What was Al Zawahiri doing in Kabul?

"Biden's greatest foreign policy triumph" inescapably refers back to his "greatest calamity" in the international arena: the shameful withdrawal from Afghanistan.

The most timely article of the day was written by Marc Thiessen of the American Enterprise Institute in The Washington Post, the newspaper of the resoundingly eloquent obituaries:

As could not be otherwise, Thiessen, former head of the team that wrote speeches for President George W. Bush, congratulates himself that "a murderous terrorist with the blood on his hands of thousands of Americans has been removed from the face of the Earth" and congratulates Joe Biden for having authorized the air strike that killed the Al Qaeda leader this weekend. But it turns out that "Biden's greatest foreign policy triumph" inescapably refers to his "greatest foreign policy disgrace": the shameful withdrawal from Afghanistan.

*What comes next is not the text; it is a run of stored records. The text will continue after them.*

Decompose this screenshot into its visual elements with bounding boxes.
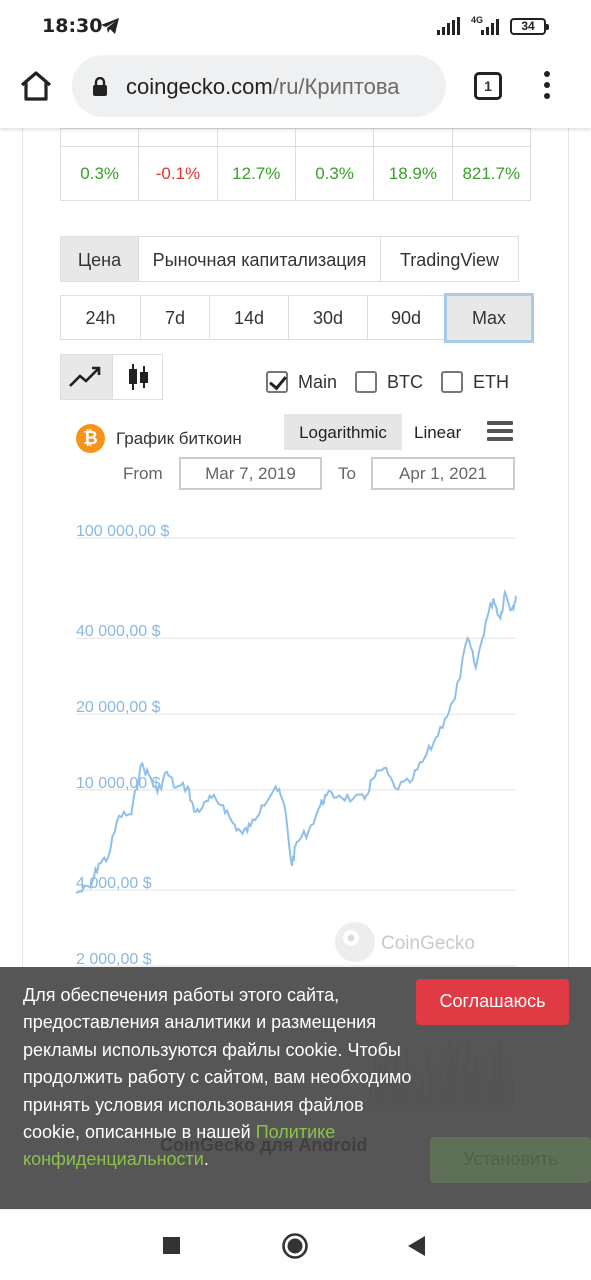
cookie-message: Для обеспечения работы этого сайта, пред… xyxy=(23,985,412,1143)
y-tick-label: 40 000,00 $ xyxy=(76,623,161,640)
back-icon[interactable] xyxy=(405,1234,427,1258)
status-time: 18:30 xyxy=(42,15,103,37)
chart-type-tabs: Цена Рыночная капитализация TradingView xyxy=(60,236,519,282)
change-cell: 0.3% xyxy=(59,146,140,201)
range-7d[interactable]: 7d xyxy=(140,295,209,340)
eth-checkbox[interactable] xyxy=(441,371,464,393)
y-tick-label: 4 000,00 $ xyxy=(76,875,152,892)
line-chart-icon xyxy=(69,366,101,387)
time-range-tabs: 24h 7d 14d 30d 90d Max xyxy=(60,293,534,343)
btc-toggle[interactable]: BTC xyxy=(355,371,423,393)
install-button[interactable]: Установить xyxy=(430,1137,591,1183)
status-bar: 18:30 4G 34 xyxy=(0,0,591,52)
tab-market-cap[interactable]: Рыночная капитализация xyxy=(139,237,381,281)
from-date-input[interactable]: Mar 7, 2019 xyxy=(179,457,322,490)
telegram-icon xyxy=(101,18,119,34)
signal-icon-2 xyxy=(481,19,499,35)
to-date-input[interactable]: Apr 1, 2021 xyxy=(371,457,515,490)
change-cell: 821.7% xyxy=(451,146,532,201)
chart-menu-icon[interactable] xyxy=(487,421,513,445)
eth-toggle[interactable]: ETH xyxy=(441,371,509,393)
recents-icon[interactable] xyxy=(162,1236,182,1256)
main-toggle[interactable]: Main xyxy=(266,371,337,393)
chart-view-toggle xyxy=(60,354,163,400)
candlestick-icon xyxy=(129,364,148,390)
url-domain: coingecko.com xyxy=(126,74,273,99)
btc-checkbox[interactable] xyxy=(355,371,378,393)
android-nav-bar xyxy=(0,1209,591,1280)
change-table-row: 0.3% -0.1% 12.7% 0.3% 18.9% 821.7% xyxy=(59,146,532,201)
y-tick-label: 2 000,00 $ xyxy=(76,951,152,968)
cookie-text: Для обеспечения работы этого сайта, пред… xyxy=(23,982,415,1174)
range-max[interactable]: Max xyxy=(444,293,534,343)
address-bar[interactable]: coingecko.com/ru/Криптова xyxy=(72,55,446,117)
series-toggles: Main BTC ETH xyxy=(266,371,527,393)
price-change-table: 0.3% -0.1% 12.7% 0.3% 18.9% 821.7% xyxy=(59,128,532,201)
candlestick-button[interactable] xyxy=(112,355,163,399)
change-cell: 18.9% xyxy=(373,146,453,201)
signal-icon xyxy=(437,17,460,35)
y-tick-label: 20 000,00 $ xyxy=(76,699,161,716)
chart-title: График биткоин xyxy=(116,429,242,448)
linear-button[interactable]: Linear xyxy=(414,423,461,443)
range-24h[interactable]: 24h xyxy=(60,295,140,340)
battery-icon: 34 xyxy=(510,18,549,35)
home-icon[interactable] xyxy=(18,68,54,104)
coingecko-watermark: CoinGecko xyxy=(335,922,475,962)
tab-switcher-button[interactable]: 1 xyxy=(474,72,502,100)
to-label: To xyxy=(338,464,356,483)
tab-tradingview[interactable]: TradingView xyxy=(381,237,518,281)
y-tick-label: 10 000,00 $ xyxy=(76,775,161,792)
range-14d[interactable]: 14d xyxy=(209,295,288,340)
line-chart-button[interactable] xyxy=(61,355,112,399)
btc-label: BTC xyxy=(387,371,424,392)
eth-label: ETH xyxy=(473,371,510,392)
tab-price[interactable]: Цена xyxy=(61,237,139,281)
main-label: Main xyxy=(298,371,338,392)
from-label: From xyxy=(123,464,163,483)
logarithmic-button[interactable]: Logarithmic xyxy=(284,414,402,450)
overflow-menu-icon[interactable] xyxy=(544,71,552,103)
url-path: /ru/Криптова xyxy=(272,74,400,99)
home-nav-icon[interactable] xyxy=(281,1232,309,1260)
accept-cookies-button[interactable]: Соглашаюсь xyxy=(416,979,569,1025)
change-table-header xyxy=(59,128,532,147)
cookie-tail: . xyxy=(203,1149,209,1170)
browser-toolbar: coingecko.com/ru/Криптова 1 xyxy=(0,52,591,128)
url-text: coingecko.com/ru/Криптова xyxy=(126,74,400,100)
y-tick-label: 100 000,00 $ xyxy=(76,523,170,540)
cookie-banner: CoinGecko для Android Установить Для обе… xyxy=(0,967,591,1209)
change-cell: -0.1% xyxy=(138,146,218,201)
lock-icon xyxy=(93,77,107,96)
bitcoin-logo-icon: ₿ xyxy=(76,424,105,453)
chart-header: ₿ График биткоин Logarithmic Linear xyxy=(76,414,522,454)
change-cell: 12.7% xyxy=(216,146,296,201)
watermark-text: CoinGecko xyxy=(381,933,475,954)
change-cell: 0.3% xyxy=(294,146,375,201)
main-checkbox[interactable] xyxy=(266,371,288,393)
range-90d[interactable]: 90d xyxy=(367,295,444,340)
range-30d[interactable]: 30d xyxy=(288,295,367,340)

It was precisely in Afghanistan that Ayman al-Zawahiri lived. And "not in some remote cave in the Hindu Kush mountains but in the very heart of Afghanistan's Taliban-controlled capital," writes Thiessen, not without first pointing out that last year, on the occasion of the ominous withdrawal, Biden claimed that Al Qaeda was no longer in the country, while Secretary of State Blinken claimed that only "remnants" of the organization founded by Bin Laden remained and that they did not pose the slightest danger to the United States.

What was Zawahiri up to, why was he stirring up anti-American terrorism?, Thiessen asks in his must-read article. "Unfortunately, we might never know," he answers right away, only to return again to the August 2021 withdrawal:

Unlike the 2011 raid that killed bin Laden, the operation that killed Zawahiri was not carried out by a team of U.S. Special Operations forces. That’s because, thanks to Biden, the United States no longer has boots on the ground. Zawahiri had to be taken out by drone strike, which means we had no ability to exploit the site where Zawahiri was killed by collecting pocket litter, computers, hard drives, cellphones, documents or other material intelligence. The bin Laden raid produced a trove of information on al-Qaeda’s operations, ongoing plots, the identities and locations of al-Qaeda personnel and other vital actionable intelligence. The drone strike that vaporized Zawahiri destroyed all the actionable intelligence he possessed along with him.

In closing, Thiessen says the lesson of this episode is clear, "Al Qaeda is back in Afghanistan," and, just as he credits Biden for the elimination of their leader, he also blames him for "creating the conditions that allowed the world's most wanted terrorist to move to downtown Kabul and set up operations in a city that had been liberated from Al Qaeda and its Taliban allies with the blood of courageous American service members."